Later, we saw Star-Lord looking into Gamora’s whereabouts on the Guardians’ ship, indicating that he has some sort of plan for getting her back.

We can’t yet say that this is a definitive problem in the Endgame time-travel scheme, but once Guardians of the Galaxy Vol. 3 premieres in 2020 — which Zoe Saldana is totally going to be in, by the way — we’ll likely have some (very universe breaking) answers. 

Is quantum mechanics the answer?

If you’re a specialist in quantum mechanics, the confusion surrounding Gamora, the problematic possibilities with Loki and the Tesseract, and the double Steves, may be easy to explain away using specialized knowledge of quantum mechanics. 

This advanced field of physics is clearly where Endgame creators and characters have based their understanding of time-travel, as the characters mention it frequently. And it may hold the mathematic solutions needed for patching these apparent plot holes. 

But when your blockbuster movie requires audience members invest in a doctorate, that’s probably a problem.

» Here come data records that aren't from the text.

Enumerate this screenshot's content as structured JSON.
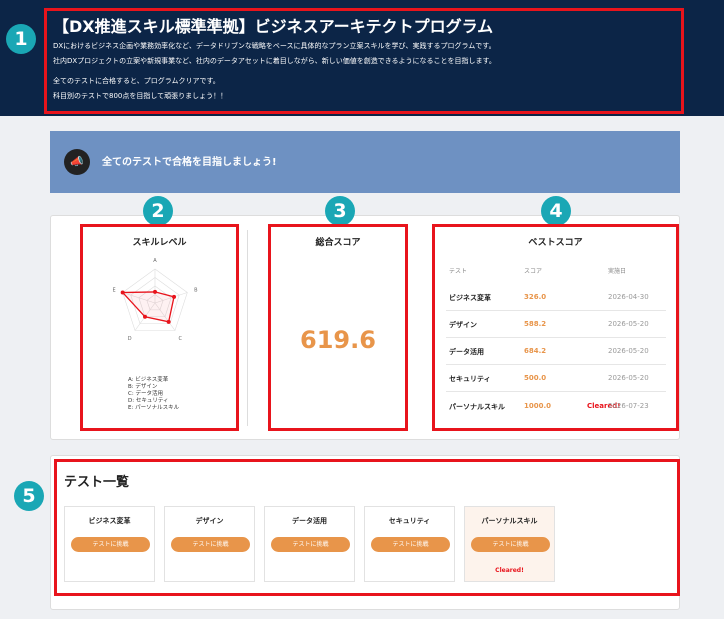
{
  "header": {
    "title": "【DX推進スキル標準準拠】ビジネスアーキテクトプログラム",
    "desc_line1": "DXにおけるビジネス企画や業務効率化など、データドリブンな戦略をベースに具体的なプラン立案スキルを学び、実践するプログラムです。",
    "desc_line2": "社内DXプロジェクトの立案や新規事業など、社内のデータアセットに着目しながら、新しい価値を創造できるようになることを目指します。",
    "desc_line3": "全てのテストに合格すると、プログラムクリアです。",
    "desc_line4": "科目別のテストで800点を目指して頑張りましょう！！"
  },
  "badges": [
    "1",
    "2",
    "3",
    "4",
    "5"
  ],
  "banner": {
    "icon": "megaphone-icon",
    "text": "全てのテストで合格を目指しましょう!"
  },
  "skill_level": {
    "title": "スキルレベル",
    "axes": [
      "A",
      "B",
      "C",
      "D",
      "E"
    ],
    "values": [
      326.0,
      588.2,
      684.2,
      500.0,
      1000.0
    ],
    "max": 1000,
    "legend": [
      "A: ビジネス変革",
      "B: デザイン",
      "C: データ活用",
      "D: セキュリティ",
      "E: パーソナルスキル"
    ]
  },
  "total_score": {
    "title": "総合スコア",
    "value": "619.6"
  },
  "best_score": {
    "title": "ベストスコア",
    "headers": [
      "テスト",
      "スコア",
      "実施日"
    ],
    "rows": [
      {
        "name": "ビジネス変革",
        "score": "326.0",
        "cleared": "",
        "date": "2026-04-30"
      },
      {
        "name": "デザイン",
        "score": "588.2",
        "cleared": "",
        "date": "2026-05-20"
      },
      {
        "name": "データ活用",
        "score": "684.2",
        "cleared": "",
        "date": "2026-05-20"
      },
      {
        "name": "セキュリティ",
        "score": "500.0",
        "cleared": "",
        "date": "2026-05-20"
      },
      {
        "name": "パーソナルスキル",
        "score": "1000.0",
        "cleared": "Cleared!",
        "date": "2026-07-23"
      }
    ]
  },
  "test_list": {
    "title": "テスト一覧",
    "button_label": "テストに挑戦",
    "items": [
      {
        "name": "ビジネス変革",
        "cleared": ""
      },
      {
        "name": "デザイン",
        "cleared": ""
      },
      {
        "name": "データ活用",
        "cleared": ""
      },
      {
        "name": "セキュリティ",
        "cleared": ""
      },
      {
        "name": "パーソナルスキル",
        "cleared": "Cleared!"
      }
    ]
  },
  "colors": {
    "accent": "#e8954a",
    "annotation": "#e8141c",
    "badge": "#1aa7b5",
    "header_bg": "#0c2547",
    "banner_bg": "#6e91c2"
  }
}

Out of sight, out of mind (stone)

All the being said, Endgame is still an unmatched finale for a historic franchise. In the words of Mashable’s Angie Han, “Who’s stressing about the logistics of this twist or that one, when everyone around you is screaming with joy over the big reveal?”

Take a deep breath, let the specifics go, and trust Marvel nailed the time-travel plot… just in a different universe.